HOW DOES A DRUG GET DEVELOPED?

DISCONTINUED: Stages of Development for EPO (epoetin a)

The drug development process can be thought of as a series of stages, and drugs must successfully pass through each stage to become available to patients. This treatment has been evaluated, and the program has been discontinued. Thus, it is not in the pipeline.

Research studies suggested the EPO increases frataxin levels in cellular models

2008: An open label 6-month study with 8 adults with FA was conducted. The FAers received 2.000 IU rhuEPO three times a week subcutaneously. Clinical outcome measures included Ataxia Rating Scales along with frataxin levels, and indicators for oxidative stress were assessed. Hematological parameters were monitored biweekly.

Scores in Ataxia Rating Scales such as FARS (P = 0.0063) and SARA (P = 0.0045) improved significantly. Frataxin levels increased (P = 0.017) while indicators of oxidative stress such as urine 8-OHdG (P = 0.012) and peroxide levels decreased (P = 0.028). Increases in hematocrit requiring phlebotomies occurred in 4 of 8 patients. The investigators concluded that there was evidence for clinical improvement together with a persistent increase of frataxin levels and a reduction of oxidative stress parameters in patients with FRDA receiving chronic treatment with rhuEPO; however, safety monitoring with regular blood cell counts and parameters of iron metabolism is a potential limitation of this approach.

Dr.
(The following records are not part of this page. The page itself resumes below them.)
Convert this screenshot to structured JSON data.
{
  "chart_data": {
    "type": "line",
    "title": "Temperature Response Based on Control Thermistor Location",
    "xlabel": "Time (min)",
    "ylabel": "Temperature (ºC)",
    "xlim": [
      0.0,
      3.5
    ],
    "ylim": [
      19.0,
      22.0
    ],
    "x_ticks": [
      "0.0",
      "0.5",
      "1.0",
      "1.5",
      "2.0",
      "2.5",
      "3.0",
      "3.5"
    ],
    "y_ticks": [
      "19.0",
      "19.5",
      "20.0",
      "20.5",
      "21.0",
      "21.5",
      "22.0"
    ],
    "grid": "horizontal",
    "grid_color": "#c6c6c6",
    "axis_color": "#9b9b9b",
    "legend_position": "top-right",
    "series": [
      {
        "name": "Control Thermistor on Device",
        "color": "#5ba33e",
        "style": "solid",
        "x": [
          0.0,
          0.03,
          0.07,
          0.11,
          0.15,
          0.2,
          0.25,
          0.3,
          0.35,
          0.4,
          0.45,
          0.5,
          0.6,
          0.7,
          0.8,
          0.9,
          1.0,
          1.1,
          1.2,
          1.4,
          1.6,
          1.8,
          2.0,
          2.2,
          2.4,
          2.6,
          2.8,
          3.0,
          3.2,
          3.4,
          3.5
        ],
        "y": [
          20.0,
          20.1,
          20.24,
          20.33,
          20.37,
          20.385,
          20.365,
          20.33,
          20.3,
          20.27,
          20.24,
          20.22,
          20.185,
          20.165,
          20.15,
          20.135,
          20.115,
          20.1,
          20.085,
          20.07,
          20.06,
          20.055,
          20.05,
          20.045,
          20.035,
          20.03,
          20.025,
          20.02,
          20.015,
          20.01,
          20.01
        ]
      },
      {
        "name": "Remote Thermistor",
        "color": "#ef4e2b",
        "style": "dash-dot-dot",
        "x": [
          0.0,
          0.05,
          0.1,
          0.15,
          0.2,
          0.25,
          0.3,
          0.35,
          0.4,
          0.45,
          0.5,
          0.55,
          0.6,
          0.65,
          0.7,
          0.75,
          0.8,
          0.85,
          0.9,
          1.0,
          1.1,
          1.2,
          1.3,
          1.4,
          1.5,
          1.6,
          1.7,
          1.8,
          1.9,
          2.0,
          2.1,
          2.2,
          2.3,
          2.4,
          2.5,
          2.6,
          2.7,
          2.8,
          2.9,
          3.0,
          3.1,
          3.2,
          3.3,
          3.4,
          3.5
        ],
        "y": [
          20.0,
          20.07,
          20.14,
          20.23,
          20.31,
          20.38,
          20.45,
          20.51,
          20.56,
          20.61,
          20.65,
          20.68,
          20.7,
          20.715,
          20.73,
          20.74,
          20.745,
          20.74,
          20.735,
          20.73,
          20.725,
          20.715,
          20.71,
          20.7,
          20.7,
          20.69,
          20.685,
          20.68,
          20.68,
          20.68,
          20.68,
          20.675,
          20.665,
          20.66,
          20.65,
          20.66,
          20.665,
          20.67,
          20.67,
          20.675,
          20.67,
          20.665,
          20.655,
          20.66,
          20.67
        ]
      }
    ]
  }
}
Francesco Sacca at the University Federico II in Naples, Italy conducted a short trial of larger- single doses of epo and studied the effect on frataxin and hematocrit levels. They found that “Epoetin alfa had no acute effect on frataxin, whereas a delayed and sustained increase in frataxin was evident at 3 months after the first dose (+35%; P < 0.05), and up to 6 months after the second dose (+54%; P < 0.001). The treatment was well tolerated and did not affect hematocrit, cardiac function, and neurological scale.

2013: Sacca conducted a second study. The primary measure was peak oxygen uptake (VO2 max) at the cardiopulmonary exercise test (CPET) at 48 weeks.

Secondary measures included frataxin levels in peripheral blood mononuclear cells (PBMCs), echocardiography and neurological progression measured with SARA and the 9 hole pegboard test (9-HPT)

Safety and tolerability were also assessed.

The study failed to show any clinical improvement of treatment with EPO.